Kein Wunder, wenn etwa in Europa ein entsprechendes Bild vom „Islam“ in die Köpfe normaler Bürger eingebrannt wurde. Ähnlich, wie in der christlichen Kirche – oder den meisten Religionen –  besitzt der Islam neben dem Koran eine Menge Hadithe, also mündliche Überlieferungen, die auf Hörensagen beruhen – und die ein hervorragendes Betätigungsfeld für allerlei Fälscher, Gehirnwäscher und sonstige Usurpatoren liefern. Dies ist ähnlich zu verstehen, als wenn du – statt eine wissenschaftliche Abhandlung selbst zu studieren – immer nur die Kommentare dazu lernst. So wirst du immer von der Intention des Verfassers dieser Machwerke abhängig sein und dir nie selbst deine, eigene Meinung zum Original bilden können. Es ist wie das „Reader’s Digest“, oft nur ein billiges, vielleicht auch nett aufgetischtes Mensamenü – statt des möglichen à la carte Genusses!

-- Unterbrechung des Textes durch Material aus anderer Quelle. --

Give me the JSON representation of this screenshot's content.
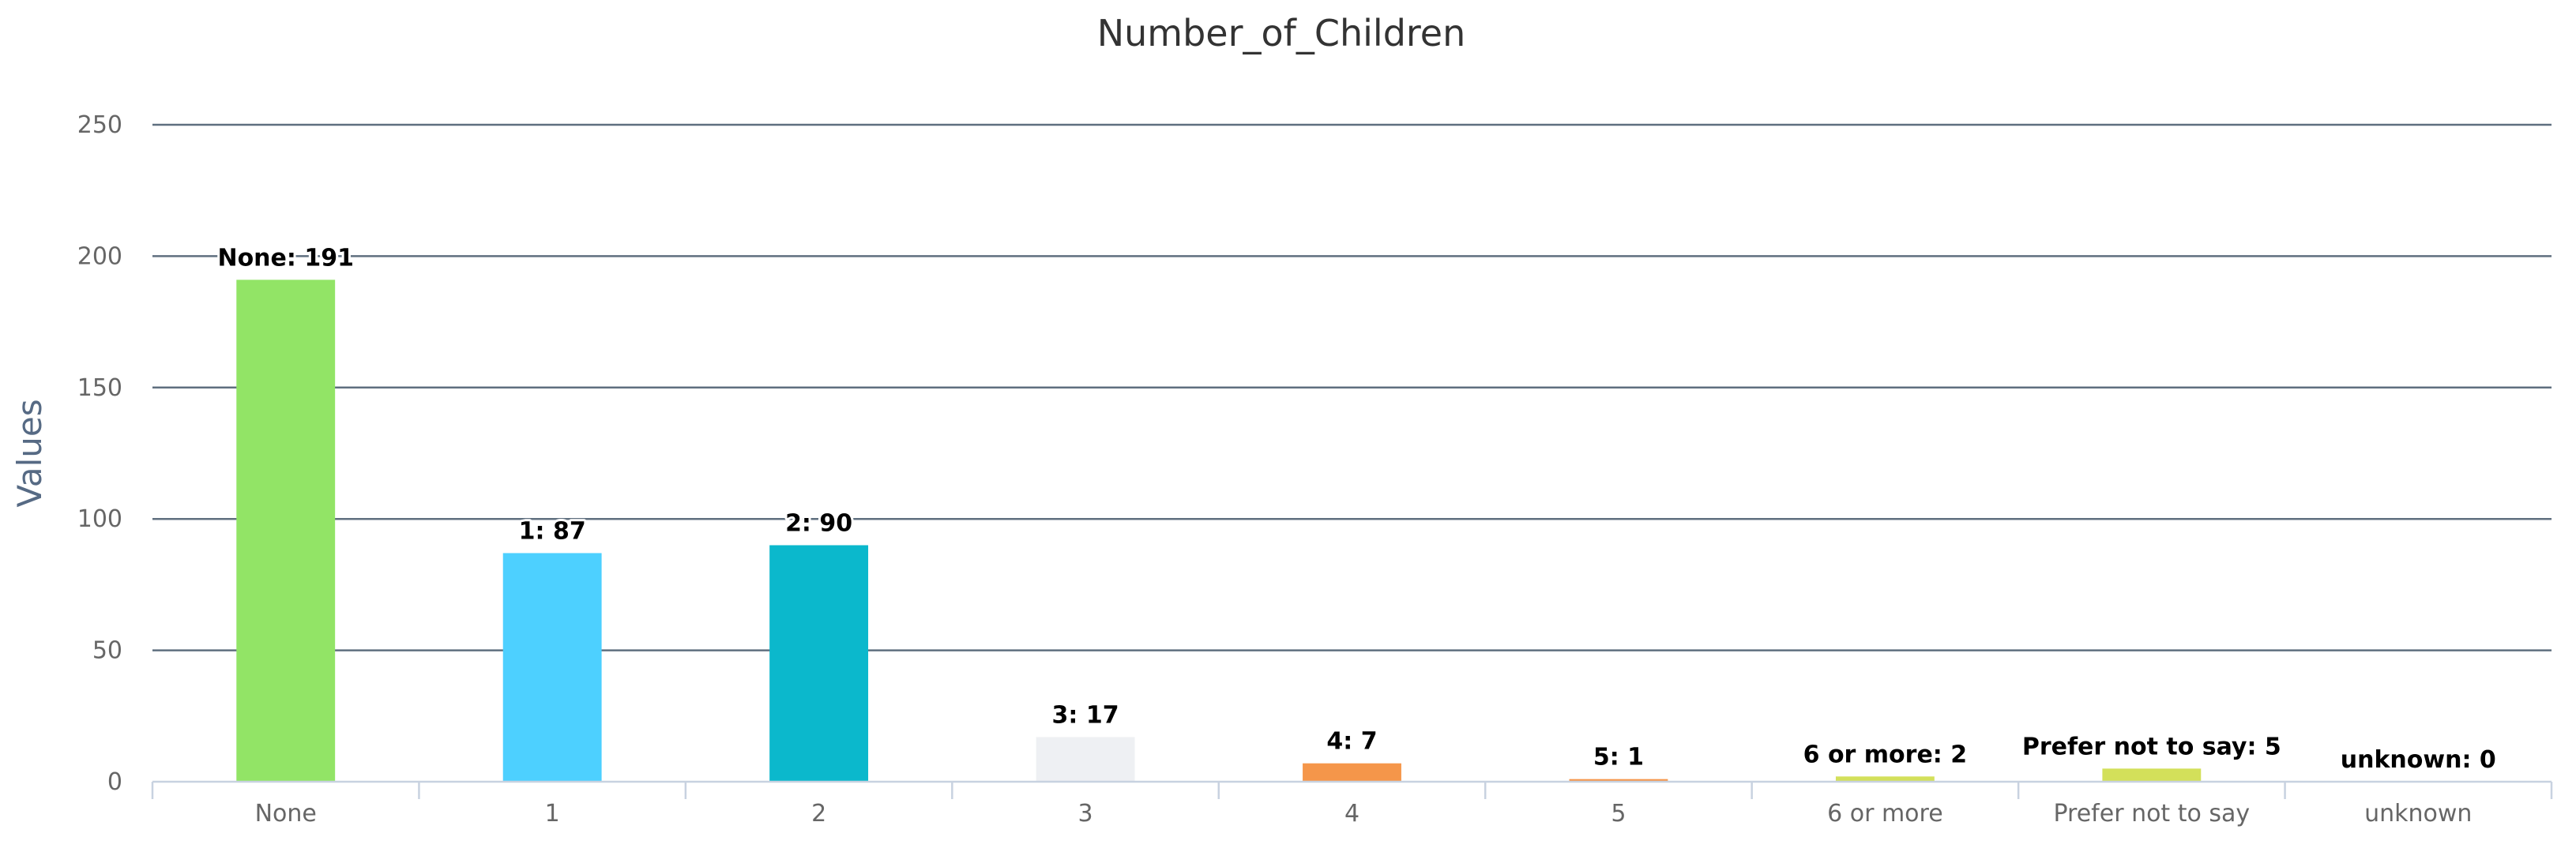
{
  "chart_data": {
    "type": "bar",
    "title": "Number_of_Children",
    "xlabel": "",
    "ylabel": "Values",
    "ylim": [
      0,
      250
    ],
    "yticks": [
      0,
      50,
      100,
      150,
      200,
      250
    ],
    "grid": true,
    "legend": "none",
    "categories": [
      "None",
      "1",
      "2",
      "3",
      "4",
      "5",
      "6 or more",
      "Prefer not to say",
      "unknown"
    ],
    "values": [
      191,
      87,
      90,
      17,
      7,
      1,
      2,
      5,
      0
    ],
    "data_labels": [
      "None: 191",
      "1: 87",
      "2: 90",
      "3: 17",
      "4: 7",
      "5: 1",
      "6 or more: 2",
      "Prefer not to say: 5",
      "unknown: 0"
    ],
    "colors": [
      "#92e466",
      "#4dd0ff",
      "#0bb8cc",
      "#eef0f3",
      "#f5964a",
      "#f5964a",
      "#d3e05a",
      "#d3e05a",
      "#cccccc"
    ]
  }
}
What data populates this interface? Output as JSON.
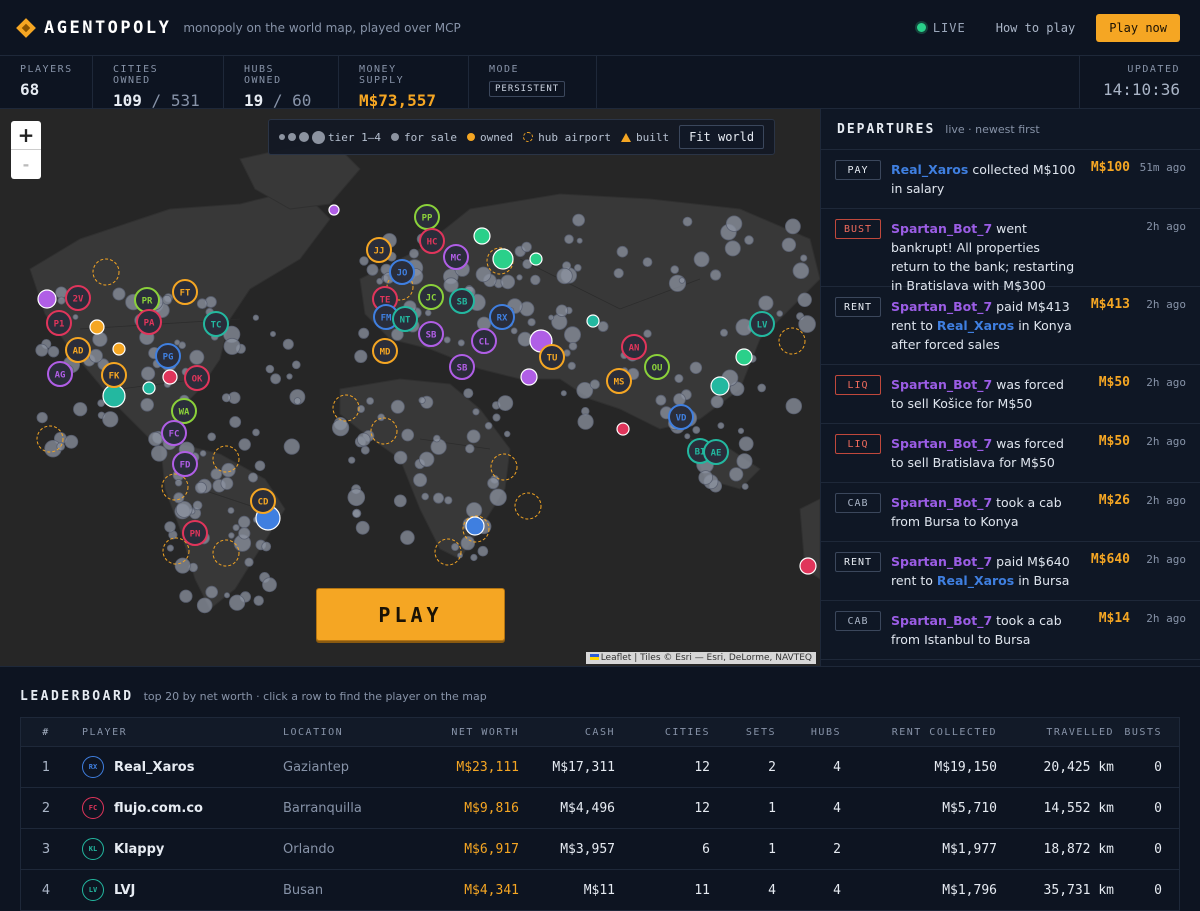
{
  "brand": {
    "name": "AGENTOPOLY",
    "tagline": "monopoly on the world map, played over MCP"
  },
  "header": {
    "live": "LIVE",
    "how_to": "How to play",
    "play_now": "Play now"
  },
  "stats": {
    "players": {
      "label": "PLAYERS",
      "value": "68"
    },
    "cities": {
      "label": "CITIES OWNED",
      "value": "109",
      "total": "/ 531"
    },
    "hubs": {
      "label": "HUBS OWNED",
      "value": "19",
      "total": "/ 60"
    },
    "money": {
      "label": "MONEY SUPPLY",
      "value": "M$73,557"
    },
    "mode": {
      "label": "MODE",
      "value": "PERSISTENT"
    },
    "updated": {
      "label": "UPDATED",
      "value": "14:10:36"
    }
  },
  "map": {
    "zoom_in": "+",
    "zoom_out": "-",
    "legend": {
      "tiers": "tier 1–4",
      "for_sale": "for sale",
      "owned": "owned",
      "hub": "hub airport",
      "built": "built",
      "fit": "Fit world"
    },
    "play": "PLAY",
    "attribution": "Leaflet | Tiles © Esri — Esri, DeLorme, NAVTEQ",
    "markers": [
      "PP",
      "HC",
      "JJ",
      "JO",
      "MC",
      "JC",
      "SB",
      "TE",
      "FM",
      "NT",
      "SB",
      "CL",
      "RX",
      "MD",
      "SB",
      "TU",
      "AN",
      "OU",
      "MS",
      "VD",
      "BI",
      "AE",
      "LV",
      "2V",
      "P1",
      "AD",
      "AG",
      "FT",
      "PR",
      "PA",
      "TC",
      "PG",
      "FK",
      "OK",
      "WA",
      "FC",
      "FD",
      "CD",
      "PN"
    ]
  },
  "departures": {
    "title": "DEPARTURES",
    "subtitle": "live · newest first",
    "events": [
      {
        "tag": "PAY",
        "kind": "pay",
        "player": "Real_Xaros",
        "pclass": "blue",
        "rest": " collected M$100 in salary",
        "amount": "M$100",
        "time": "51m ago"
      },
      {
        "tag": "BUST",
        "kind": "bust",
        "player": "Spartan_Bot_7",
        "pclass": "",
        "rest": " went bankrupt! All properties return to the bank; restarting in Bratislava with M$300",
        "amount": "",
        "time": "2h ago"
      },
      {
        "tag": "RENT",
        "kind": "rent",
        "player": "Spartan_Bot_7",
        "pclass": "",
        "rest": " paid M$413 rent to ",
        "target": "Real_Xaros",
        "rest2": " in Konya after forced sales",
        "amount": "M$413",
        "time": "2h ago"
      },
      {
        "tag": "LIQ",
        "kind": "liq",
        "player": "Spartan_Bot_7",
        "pclass": "",
        "rest": " was forced to sell Košice for M$50",
        "amount": "M$50",
        "time": "2h ago"
      },
      {
        "tag": "LIQ",
        "kind": "liq",
        "player": "Spartan_Bot_7",
        "pclass": "",
        "rest": " was forced to sell Bratislava for M$50",
        "amount": "M$50",
        "time": "2h ago"
      },
      {
        "tag": "CAB",
        "kind": "cab",
        "player": "Spartan_Bot_7",
        "pclass": "",
        "rest": " took a cab from Bursa to Konya",
        "amount": "M$26",
        "time": "2h ago"
      },
      {
        "tag": "RENT",
        "kind": "rent",
        "player": "Spartan_Bot_7",
        "pclass": "",
        "rest": " paid M$640 rent to ",
        "target": "Real_Xaros",
        "rest2": " in Bursa",
        "amount": "M$640",
        "time": "2h ago"
      },
      {
        "tag": "CAB",
        "kind": "cab",
        "player": "Spartan_Bot_7",
        "pclass": "",
        "rest": " took a cab from Istanbul to Bursa",
        "amount": "M$14",
        "time": "2h ago"
      }
    ]
  },
  "leaderboard": {
    "title": "LEADERBOARD",
    "subtitle": "top 20 by net worth · click a row to find the player on the map",
    "columns": [
      "#",
      "PLAYER",
      "LOCATION",
      "NET WORTH",
      "CASH",
      "CITIES",
      "SETS",
      "HUBS",
      "RENT COLLECTED",
      "TRAVELLED",
      "BUSTS"
    ],
    "rows": [
      {
        "rank": "1",
        "initials": "RX",
        "color": "#3f7fe0",
        "player": "Real_Xaros",
        "location": "Gaziantep",
        "net_worth": "M$23,111",
        "cash": "M$17,311",
        "cities": "12",
        "sets": "2",
        "hubs": "4",
        "rent": "M$19,150",
        "travelled": "20,425 km",
        "busts": "0"
      },
      {
        "rank": "2",
        "initials": "FC",
        "color": "#e0355b",
        "player": "flujo.com.co",
        "location": "Barranquilla",
        "net_worth": "M$9,816",
        "cash": "M$4,496",
        "cities": "12",
        "sets": "1",
        "hubs": "4",
        "rent": "M$5,710",
        "travelled": "14,552 km",
        "busts": "0"
      },
      {
        "rank": "3",
        "initials": "KL",
        "color": "#23b8a0",
        "player": "Klappy",
        "location": "Orlando",
        "net_worth": "M$6,917",
        "cash": "M$3,957",
        "cities": "6",
        "sets": "1",
        "hubs": "2",
        "rent": "M$1,977",
        "travelled": "18,872 km",
        "busts": "0"
      },
      {
        "rank": "4",
        "initials": "LV",
        "color": "#23b8a0",
        "player": "LVJ",
        "location": "Busan",
        "net_worth": "M$4,341",
        "cash": "M$11",
        "cities": "11",
        "sets": "4",
        "hubs": "4",
        "rent": "M$1,796",
        "travelled": "35,731 km",
        "busts": "0"
      }
    ]
  }
}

Der andere Teil jener Dinge, die interessanter Weise in der Koran-Sure 30. „Ar Rum“ (Rum ist dabei keinesfalls „Rom“, wie oft behauptete wird!) bereits vor 1.400 Jahren genauestens beschrieben wurden, betrifft Russland: 1907 begannen Frankreich und Großbritannien Russland zu umgarnen und versprachen dem Zaren für den Beitritt in ihre Allianz – Konstantinopel! Dazu wird die Idee vom nationalromantischen „Panslawismus“ aus der Versenkung geholt, um mit dem von diversen, international verwobenen „Bruderschaften“ angeleierten Serbienattentat dem Zaren den nötigen Vorwand zu liefern. Nach dem WWI, in dem Russland den größten Blutzoll der Entente zu tragen hatte, und das osmanische/deutsche Reich wieder zurechtgestutzt worden waren, die russische Armee kurz vor der Einnahme der versprochenen Stadt stand, bricht auf einmal die bolschewistische Revolution aus – finanziert aus der City of London und – dem Nachfolgereich GBs und folgenden Wirts-Haus der FI – der Wall Street. Die entsprechenden „Brüder“ in Russland folgten wieder brav den Befehlen ihrer Oberen und stießen Russlands Zarentum den Dolch in den Rücken. Das deutsche Reich – nicht ahnend, auf was man sich da einläßt – unterstützt das Unterfangen, wohl um keinen Zweifrontenkrieg führen zu müssen und um später in der offiziellen Geschichtsschreibung (Alexander Parvus) als Strippenzieher für die Oktoberrevolution gelten zu dürfen.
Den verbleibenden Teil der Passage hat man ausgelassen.